Mostly, though, they remained realistic.
Their odds were long, and their fate was out of their hands.
On Saturday, it was sealed.
The Giants lost to the Diamondbacks, 8-4, officially eliminating them from postseason contention.
What seemed inevitable even two weeks ago, after four straight months of underwhelming play, took until the final weekend of the season to become official. The sun rose Saturday morning, marking the start of October, and the Giants were still alive, even if it was only in the most technical sense.
They remained alive for much of the morning and into the early afternoon.
Around the same time the Giants opened a 1-0 lead in the third inning — Thairo Estrada beat out a double play, driving home Joey Bart, who led off with a walk — the Phillies’ sixth loss in their past seven games went final, a 13-4 walloping in Washington, the NL’s worst team.
Maybe, possibly, they would live to see another day.
But their odds (which, according to FanGraphs, haven’t budged above 0.1% since Sept. 8) took a death blow in the top half of the next inning, when Arizona rallied for three runs against Jakob Junis and took a lead it wouldn’t relinquish.

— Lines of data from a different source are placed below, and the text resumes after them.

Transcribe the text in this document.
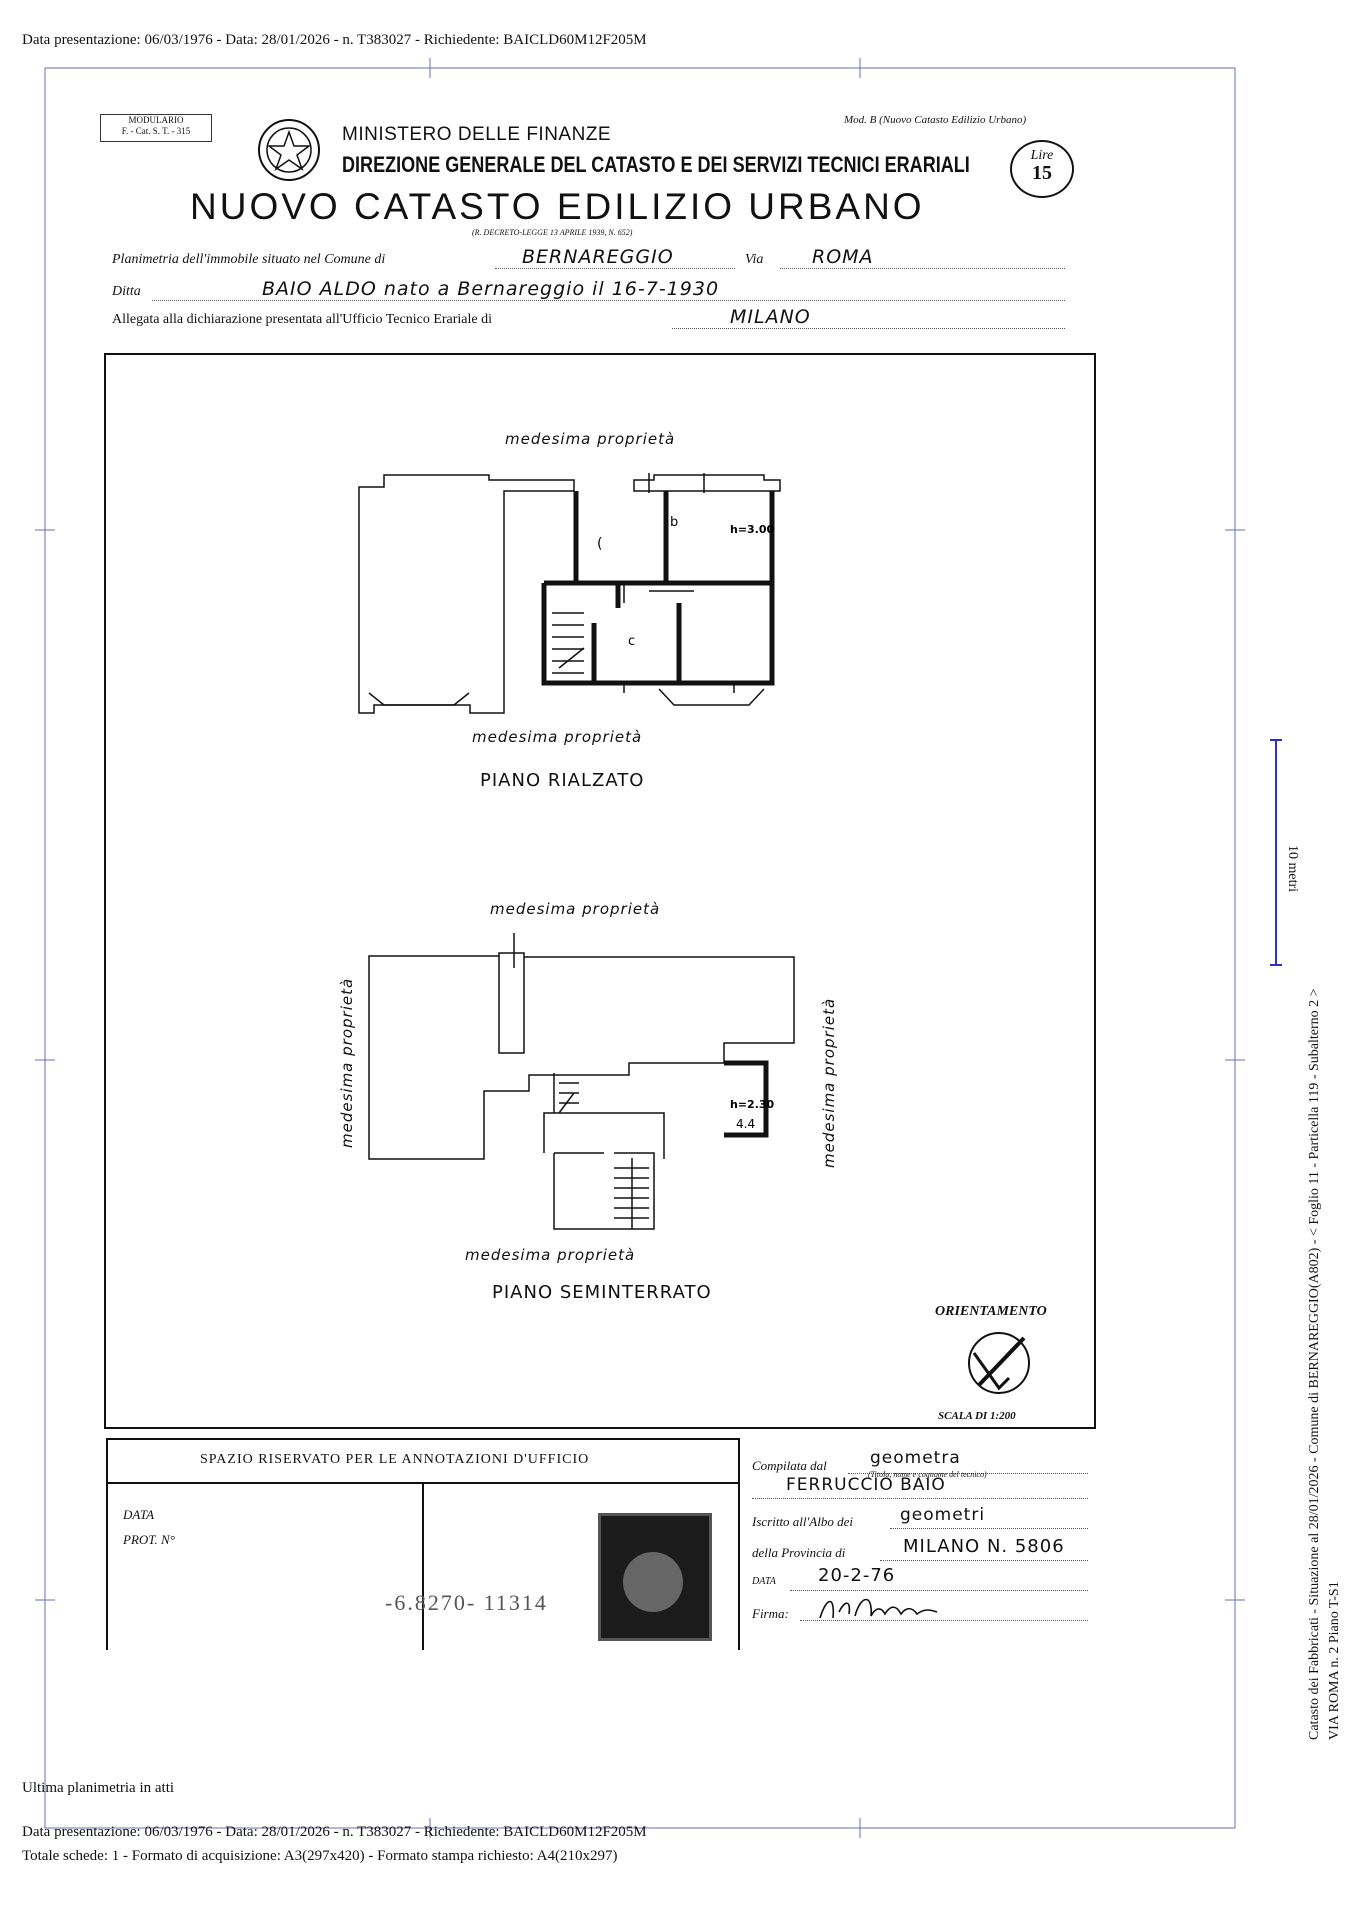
Data presentazione: 06/03/1976 - Data: 28/01/2026 - n. T383027 - Richiedente: BAICLD60M12F205M
10 metri
MODULARIO
F. - Cat. S. T. - 315
Mod. B (Nuovo Catasto Edilizio Urbano)
MINISTERO DELLE FINANZE
DIREZIONE GENERALE DEL CATASTO E DEI SERVIZI TECNICI ERARIALI	Lire
15
NUOVO CATASTO EDILIZIO URBANO
(R. DECRETO-LEGGE 13 APRILE 1939, N. 652)
Planimetria dell'immobile situato nel Comune di	BERNAREGGIO	Via	ROMA
Ditta	BAIO ALDO nato a Bernareggio il 16-7-1930
Allegata alla dichiarazione presentata all'Ufficio Tecnico Erariale di	MILANO
(
b
c
h=3.00
h=2.30
4.4
medesima proprietà
medesima proprietà
PIANO RIALZATO
medesima proprietà
medesima proprietà	medesima proprietà
medesima proprietà
PIANO SEMINTERRATO
ORIENTAMENTO
SCALA DI 1:200
SPAZIO RISERVATO PER LE ANNOTAZIONI D'UFFICIO
DATA
PROT. N°
-6.8270- 11314
Compilata dal	geometra
(Titolo, nome e cognome del tecnico)
FERRUCCIO BAIO
Iscritto all'Albo dei	geometri
della Provincia di	MILANO N. 5806
DATA 20-2-76
Firma:	Catasto dei Fabbricati - Situazione al 28/01/2026 - Comune di BERNAREGGIO(A802) - < Foglio 11 - Particella 119 - Subalterno 2 > VIA ROMA n. 2 Piano T-S1
Ultima planimetria in atti
Data presentazione: 06/03/1976 - Data: 28/01/2026 - n. T383027 - Richiedente: BAICLD60M12F205M
Totale schede: 1 - Formato di acquisizione: A3(297x420) - Formato stampa richiesto: A4(210x297)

The Giants got solo home runs from J.D. Davis (in the sixth) and Mike Yastrzemski (in the eighth) but otherwise couldn’t muster the offense against Arizona rookie starter Drey Jameson to match the D-backs’ eight-run onslaught.
Of Jameson’s four major league starts, two have come against the Giants, limiting them to two runs (both Saturday) over 11 1/3 innings.
Christian Walker had already tripled and tied the score 1 when Corbin Carroll came to bat in the top of the third, with the bases empty and two outs. A possible one-run frame, however, turned into three when Carroll’s pop fly to left landed in front of a diving Jason Vosler. Cooper Hummel walked, and Sergio Alcantara, the No. 9 hitter, doubled them both home.
The D-backs blew the game open in the seventh against Jarlín García, who was reinstated from the paternity list before the game and took over for Junis with one on and no outs in the seventh.
Davis had pulled the Giants within one run, 3-2, in the sixth with a line-drive home run to dead center that had the velocity (107.9 mph), the trajectory (22 degrees) and the distance (436 feet) of a jetliner at cruising altitude.
But Junis served up a single to Jordan Luplow to lead off the seventh, and García allowed the next four batters to reach before he recorded an out. Once again, it was Alcantara with a fly ball to left that caused issues.
Joc Pederson was left laying face down in left-center after his pursuit fell short, while Alcantara chugged into second base for his second two-RBI double of the game and the final blow of a five-run rally.
Yastrzemski’s home run was his second in as many days and his fifth this month, one behind David Villar for the team lead. Like the Giants as a whole, Yastrzemski has ended a difficult season on a nice note. All five of his home runs this month have come in his past 11 games, while hitting .310 over that stretch.
Overall this September, Yastrzemski is batting .260, his first month since May with an average above the Mendoza line.
For Davis, the home run was his eighth since joining the Giants, twice as many as he hit this season with the Mets, despite playing 21 fewer games with San Francisco. The ball had an expected batting average of 1.000, and Davis clearly knew it was gone off the bat. It took until about halfway up the first-base line to change his gait from a walk to a trot.
However, like this Giants season, it proved to be too little and too late.
The Giants have three World Series trophies to show for the past two decades. They won 107 games and the NL West last season. But they are still searching for their first consecutive postseason berths since 2002 and 2003.